Will the Sales Representative in the Operating Room Become Extinct?
Few patients that go in for spine, hip or knee replacement surgery realize that a sales representative is often present to provide technical assistance to the surgeon during the procedure. This is a practice that has been prevalent for decades and has traditionally provided great value to hospitals and surgeons but is now under fire from several start-up organizations and selected hospitals that have embraced a rep-less model that eliminates the sales representative from the Operating Room (OR) and replaces them with hospital or out-sourced personnel. Is this a trend or a niche market? Here are the facts.
Role of the Sales Representative in the OR
The role of the sales representative has always been to ensure the safe and effective use of their technology within the OR. The role can be broadly placed into two separate and distinct categories called consultation and service and which occurs before, during and following surgery.
For years surgeons have been dependent on sales representatives to provide educational information on new devices. This expertise can range from providing input on the instruments used to influencing the type of product or size of product that is used during the surgery. For example, during pre-op a sales representative may assist the scrub technician to ensure the correct trays and instruments that the surgeon prefers are sterilized. This is very useful because the surgeon does not always have the same scrub technician and circulating nurse with him/her on every case. The sales representative knows the surgeon’s preferences and this allows the case to go smoothly thus saving time and surgeon frustration.
Sales representatives also provide a critical role in delivery and storage of the devices used in surgery. Because the surgical instruments are generally on loan to the hospitals, they perform several service related functions such as ensuring torque handles are calibrated, replacing pedicle probes that were broken during surgery etc. Providing education, product delivery, inventory management and service is not free.
Sales representatives don’t just show up for a surgery; they are invited by the surgeon. In most hospitals formal permission is granted by the Surgery & Anesthesia Services Department or their designee. Medical societies such as the American Medical Association, American College of Surgeons and the Association of Peri-Operative Nurses have stated that health industry representatives based on their training, can provide technical assistance to the surgical, team1.
Sales representatives also have to be credentialed by each hospital to get access to the OR. This fee is paid by either the sales representative or their company.
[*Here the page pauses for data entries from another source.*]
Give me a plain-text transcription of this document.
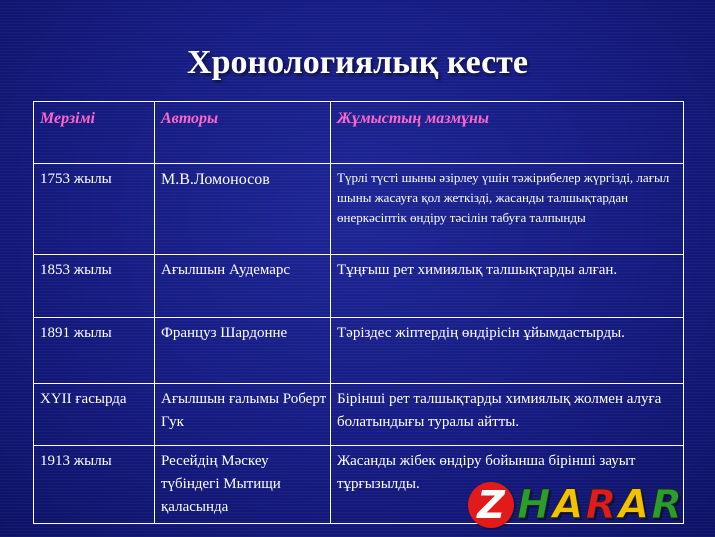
Хронологиялық кесте
Мерзімі	Авторы	Жұмыстың мазмұны
1753 жылы	М.В.Ломоносов	Түрлі түсті шыны әзірлеу үшін тәжірибелер жүргізді, лағыл шыны жасауға қол жеткізді, жасанды талшықтардан өнеркәсіптік өндіру тәсілін табуға талпынды
1853 жылы	Ағылшын Аудемарс	Тұңғыш рет химиялық талшықтарды алған.
1891 жылы	Француз Шардонне	Тәріздес жіптердің өндірісін ұйымдастырды.
XYII ғасырда	Ағылшын ғалымы Роберт Гук	Бірінші рет талшықтарды химиялық жолмен алуға болатындығы туралы айтты.
1913 жылы	Ресейдің Мәскеу түбіндегі Мытищи қаласында	Жасанды жібек өндіру бойынша бірінші зауыт тұрғызылды. Z H A R A R
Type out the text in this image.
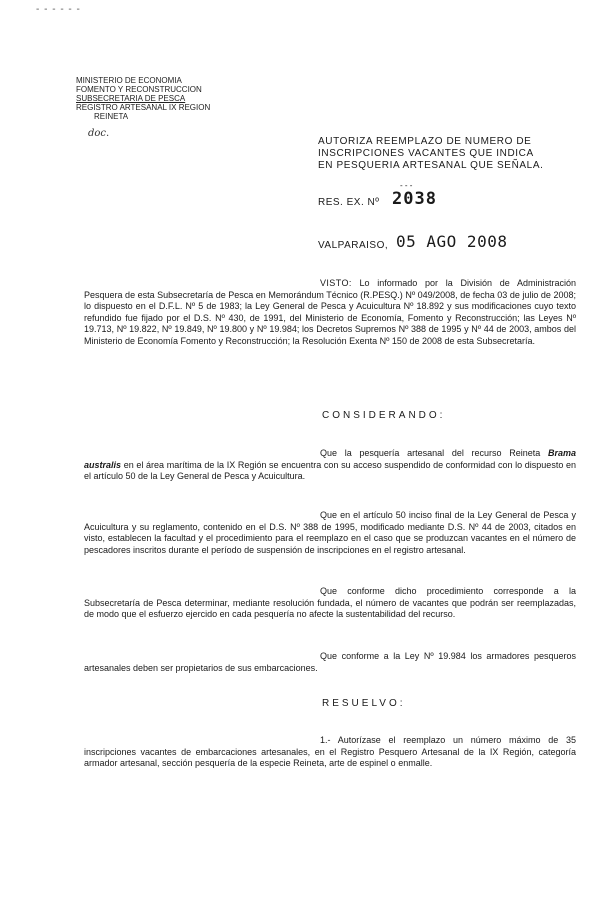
- - - - - -
MINISTERIO DE ECONOMIA
FOMENTO Y RECONSTRUCCION
SUBSECRETARIA DE PESCA
REGISTRO ARTESANAL IX REGION
REINETA
doc.
AUTORIZA REEMPLAZO DE NUMERO DE
INSCRIPCIONES VACANTES QUE INDICA
EN PESQUERIA ARTESANAL QUE SEÑALA.
- - -
RES. EX. Nº 2038
VALPARAISO, 05 AGO 2008
VISTO: Lo informado por la División de Administración Pesquera de esta Subsecretaría de Pesca en Memorándum Técnico (R.PESQ.) Nº 049/2008, de fecha 03 de julio de 2008; lo dispuesto en el D.F.L. Nº 5 de 1983; la Ley General de Pesca y Acuicultura Nº 18.892 y sus modificaciones cuyo texto refundido fue fijado por el D.S. Nº 430, de 1991, del Ministerio de Economía, Fomento y Reconstrucción; las Leyes Nº 19.713, Nº 19.822, Nº 19.849, Nº 19.800 y Nº 19.984; los Decretos Supremos Nº 388 de 1995 y Nº 44 de 2003, ambos del Ministerio de Economía Fomento y Reconstrucción; la Resolución Exenta Nº 150 de 2008 de esta Subsecretaría.
CONSIDERANDO:
Que la pesquería artesanal del recurso Reineta Brama australis en el área marítima de la IX Región se encuentra con su acceso suspendido de conformidad con lo dispuesto en el artículo 50 de la Ley General de Pesca y Acuicultura.
Que en el artículo 50 inciso final de la Ley General de Pesca y Acuicultura y su reglamento, contenido en el D.S. Nº 388 de 1995, modificado mediante D.S. Nº 44 de 2003, citados en visto, establecen la facultad y el procedimiento para el reemplazo en el caso que se produzcan vacantes en el número de pescadores inscritos durante el período de suspensión de inscripciones en el registro artesanal.
Que conforme dicho procedimiento corresponde a la Subsecretaría de Pesca determinar, mediante resolución fundada, el número de vacantes que podrán ser reemplazadas, de modo que el esfuerzo ejercido en cada pesquería no afecte la sustentabilidad del recurso.
Que conforme a la Ley Nº 19.984 los armadores pesqueros artesanales deben ser propietarios de sus embarcaciones.
RESUELVO:
1.- Autorízase el reemplazo un número máximo de 35 inscripciones vacantes de embarcaciones artesanales, en el Registro Pesquero Artesanal de la IX Región, categoría armador artesanal, sección pesquería de la especie Reineta, arte de espinel o enmalle.
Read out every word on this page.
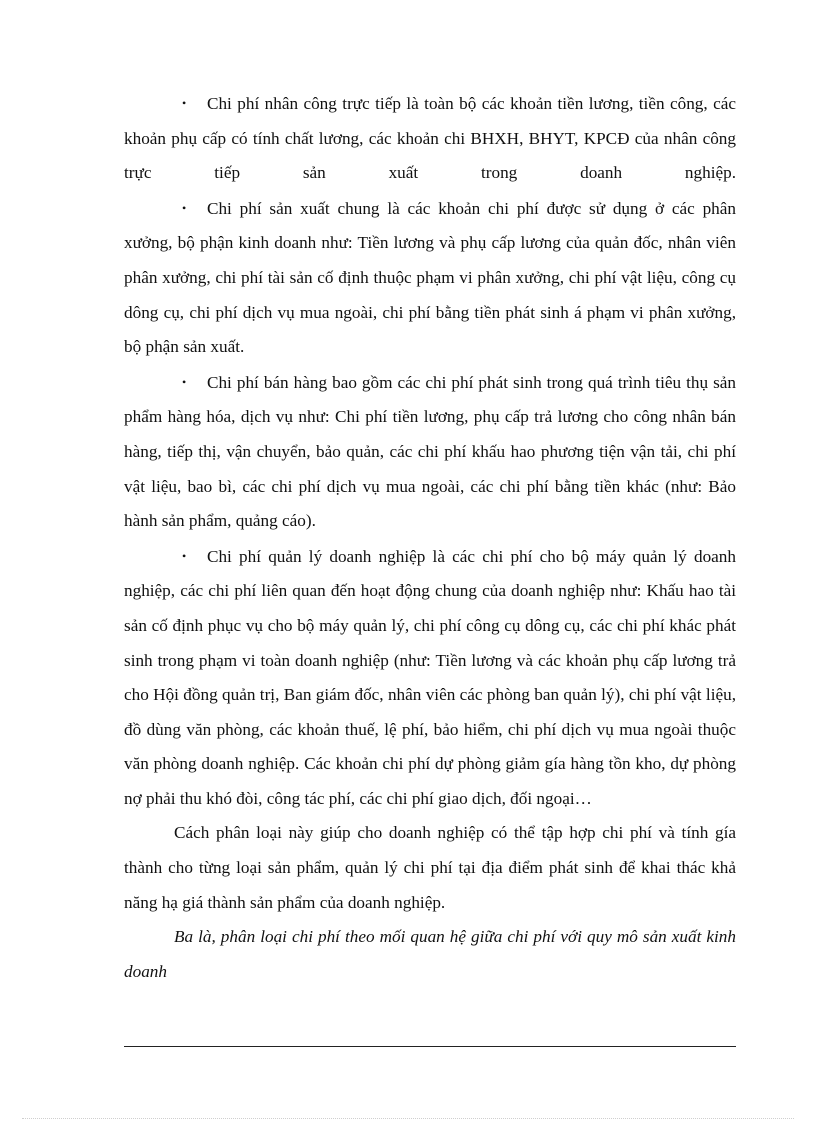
• Chi phí nhân công trực tiếp là toàn bộ các khoản tiền lương, tiền công, các khoản phụ cấp có tính chất lương, các khoản chi BHXH, BHYT, KPCĐ của nhân công trực tiếp sản xuất trong doanh nghiệp.

• Chi phí sản xuất chung là các khoản chi phí được sử dụng ở các phân xưởng, bộ phận kinh doanh như: Tiền lương và phụ cấp lương của quản đốc, nhân viên phân xưởng, chi phí tài sản cố định thuộc phạm vi phân xưởng, chi phí vật liệu, công cụ dông cụ, chi phí dịch vụ mua ngoài, chi phí bằng tiền phát sinh á phạm vi phân xưởng, bộ phận sản xuất.

• Chi phí bán hàng bao gồm các chi phí phát sinh trong quá trình tiêu thụ sản phẩm hàng hóa, dịch vụ như: Chi phí tiền lương, phụ cấp trả lương cho công nhân bán hàng, tiếp thị, vận chuyển, bảo quản, các chi phí khấu hao phương tiện vận tải, chi phí vật liệu, bao bì, các chi phí dịch vụ mua ngoài, các chi phí bằng tiền khác (như: Bảo hành sản phẩm, quảng cáo).

• Chi phí quản lý doanh nghiệp là các chi phí cho bộ máy quản lý doanh nghiệp, các chi phí liên quan đến hoạt động chung của doanh nghiệp như: Khấu hao tài sản cố định phục vụ cho bộ máy quản lý, chi phí công cụ dông cụ, các chi phí khác phát sinh trong phạm vi toàn doanh nghiệp (như: Tiền lương và các khoản phụ cấp lương trả cho Hội đồng quản trị, Ban giám đốc, nhân viên các phòng ban quản lý), chi phí vật liệu, đồ dùng văn phòng, các khoản thuế, lệ phí, bảo hiểm, chi phí dịch vụ mua ngoài thuộc văn phòng doanh nghiệp. Các khoản chi phí dự phòng giảm gía hàng tồn kho, dự phòng nợ phải thu khó đòi, công tác phí, các chi phí giao dịch, đối ngoại…

Cách phân loại này giúp cho doanh nghiệp có thể tập hợp chi phí và tính gía thành cho từng loại sản phẩm, quản lý chi phí tại địa điểm phát sinh để khai thác khả năng hạ giá thành sản phẩm của doanh nghiệp.

Ba là, phân loại chi phí theo mối quan hệ giữa chi phí với quy mô sản xuất kinh doanh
It can run as much as $200+ per sales representative per year per hospital. Since a typical sales representative provides services to several hospitals this is not an insignificant expense for the sales representative or their company.
The Case for Going Rep-Less
Proponents for removing the sales representatives from the OR all base their claims on several assumptions:
the sales representatives are simply providing coverage or acting as baby sitters to the surgeons that use their products instead of selling to new surgeons
the alleged commissions that the sales representatives earn from the sale of the products used is too high
the sales representatives are motivated to recommend their own products and not necessarily what is best for the patient
Their analysis claims that the products used during surgery can be purchased and the services performed by the sales representative can be done less expensively. In essence the pundits do not see the value that the sales representatives bring to the OR and the hospital.
Drivers for Change
The main drivers for change is from the hospitals need to control costs because:
Reimbursement rates for most surgical procedures are declining while the number of patients requiring spine surgery or hip/knee replacements is projected to increase markedly in the next ten years.
Many hospitals are seeing declining patient volumes as surgeries are being put-off because of high patient deductibles or patients going to alternate sites like surgery centers.
Bundled payments are forcing hospitals to scrutinize their in-patient and post-acute care costs carefully. For more information on the Comprehensive Care for Joint Replacement Model proposed rule by CMS readers should read the link at the end of this article.2
Price transparency has more consumers doing price comparisons to reduce their out-of-pocket costs.
Sophisticated supply chain personnel realize that the sales representative’s expertise is not free. Instead it is bundled into the price of the product. Some industry personnel have stated that the “cost of a sales representative” is about 40% of the price of the medical device.
New companies that make implants are emerging with products that appear to be equal in appearance, quality and longevity. Since many long standing patents are getting ready to expire it can be expected that prices from existing manufacturers will drop concomitantly.
An alternative delivery model is evolving that may be more cost effective.
We live in a free market society. Each hospital has to decide for themselves if having a sales representative in the OR is of value. It’s incumbent on the sales representative and their company to deliver value, document their value and have the hospital acknowledge having received it. This has not been done well by most manufacturers. Unless this is done hospitals will continue to look for ways to reduce their costs and going rep-less will become an attractive option.
It is ludicrous, however, for pundits to say sales representatives are paid too much. Most are highly trained professionals that work on straight commission and many pay all of their own travel expenses. Many receive no sick days; vacations or holiday pay. If they don’t sell, earn commissions and provide outstanding service, they cannot feed their families.
Eucomed Position Paper: Access to the Operating Room for Medical Device Company Representatives. October 1, 2011.